Der Billigkeitsanspruch kommt indes nur für rechtswidrige Zuvielarbeit in Betracht, die ab dem auf die erstmalige Geltendmachung folgenden Monat geleistet wurde. Zwar hängen normativ geregelte Ansprüche im Beamtenrecht nicht von einer Antragstellung ab. Geht es jedoch um (nationalrechtliche) Ausgleichsansprüche, die – wie der Anspruch auf Zeitausgleich bei rechtswidriger Zuvielarbeit – nicht im Gesetz geregelt sind, bedarf es einer Geltendmachung im Sinne einer Rügeobliegenheit oder Hinweispflicht des Beamten. Diese Rügeobliegenheit dient dazu, eine Prüfung des Dienstherrn mit dem Ziel herbeizuführen, die Belange des Beamten zu berücksichtigen, und die Dienstpläne entsprechend anzupassen. Zugleich muss sich der Dienstherr darauf einstellen können, dass ab diesem Zeitpunkt möglicherweise Ausgleichsansprüche auf ihn zukommen. Insofern folgt die Rügeobliegenheit aus der allgemein bei Rechtsverletzungen geltenden Schadensminderungspflicht des Gläubigers. Sie ist zugleich Ausdruck des Grundsatzes, dass Beamte auf die finanziellen Belastungen des Dienstherrn und dessen Gemeinwohlverantwortung Rücksicht nehmen müssen. Die Verpflichtung des Beamten, dies zu rügen, gilt auch dann für den Ausgleichsanspruch, wenn er durch einen – bereits einfachen – Verstoß gegen Unionsrecht ausgelöst wird3.
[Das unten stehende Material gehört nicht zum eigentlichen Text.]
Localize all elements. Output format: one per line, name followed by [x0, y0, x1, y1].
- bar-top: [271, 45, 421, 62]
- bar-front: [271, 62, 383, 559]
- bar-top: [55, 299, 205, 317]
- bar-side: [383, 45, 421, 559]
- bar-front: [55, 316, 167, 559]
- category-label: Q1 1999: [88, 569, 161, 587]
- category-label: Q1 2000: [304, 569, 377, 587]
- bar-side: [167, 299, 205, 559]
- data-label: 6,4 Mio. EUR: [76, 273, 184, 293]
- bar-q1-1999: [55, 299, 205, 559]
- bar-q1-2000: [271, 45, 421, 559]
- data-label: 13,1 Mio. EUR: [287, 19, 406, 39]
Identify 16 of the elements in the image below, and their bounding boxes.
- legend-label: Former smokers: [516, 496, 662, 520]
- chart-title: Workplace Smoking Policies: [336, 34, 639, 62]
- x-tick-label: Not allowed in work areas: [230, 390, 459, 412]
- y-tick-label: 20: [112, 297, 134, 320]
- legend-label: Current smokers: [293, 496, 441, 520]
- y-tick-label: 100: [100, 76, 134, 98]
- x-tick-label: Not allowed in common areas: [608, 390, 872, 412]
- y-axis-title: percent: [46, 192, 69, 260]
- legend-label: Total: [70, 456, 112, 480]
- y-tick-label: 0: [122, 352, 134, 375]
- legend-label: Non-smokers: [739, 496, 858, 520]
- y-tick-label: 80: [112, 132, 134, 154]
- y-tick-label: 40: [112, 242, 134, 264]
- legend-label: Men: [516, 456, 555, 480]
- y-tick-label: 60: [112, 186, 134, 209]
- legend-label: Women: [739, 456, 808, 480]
Danach steht dem Beamten ein beamtenrechtlicher Ausgleichsanspruch aus dem Grundsatz von Treu und Glauben in Verbindung mit § 88 Satz 2 BBG nicht zu. Denn er hat erstmals mit Schreiben seines Prozessbevollmächtigten vom 16.11.2011, also nach Beendigung der vermeintlichen Zuvielarbeit, Ausgleichsansprüche geltend gemacht. Zwar sind an die vorherige Rüge keine hohen Anforderungen zu stellen und bedarf es insbesondere keines Antrags auf Freizeitausgleich im rechtstechnischen Sinn. Der Beamte muss jedoch schriftlich zumindest zum Ausdruck bringen, dass er die wöchentliche Arbeits-zeit für zu hoch festgesetzt hält oder seiner Auffassung nach eine rechtswidrige Heranziehung zum Dienst über die rechtmäßig festgesetzte Arbeitszeit hinaus vorliegt4, und was der Grund seiner Beanstandung ist5. Der Beamter wäre deshalb gehalten gewesen, seine Vorgesetzten bei der Deutschen Botschaft in Bagdad schriftlich darauf hinzuweisen, dass und weshalb er die über die festgesetzte Mehrarbeitszeit hinausgehenden Zeiten seiner Anwesenheit auf dem Botschaftsgelände gleichfalls als (volle) Arbeitszeit ansieht. Denn nur ein solcher Hinweis hätte es – den Rechtsstandpunkt des Beamters als zutreffend unterstellt – dem Auswärtigen Amt als Abordnungsdienststelle ermöglicht, durch eine andere Regelung der Aufgaben oder andere organisatorische Gestaltung des Dienstbetriebs Abhilfe zu schaffen. Dieser Hinweispflicht ist der Beamter nicht nachgekommen.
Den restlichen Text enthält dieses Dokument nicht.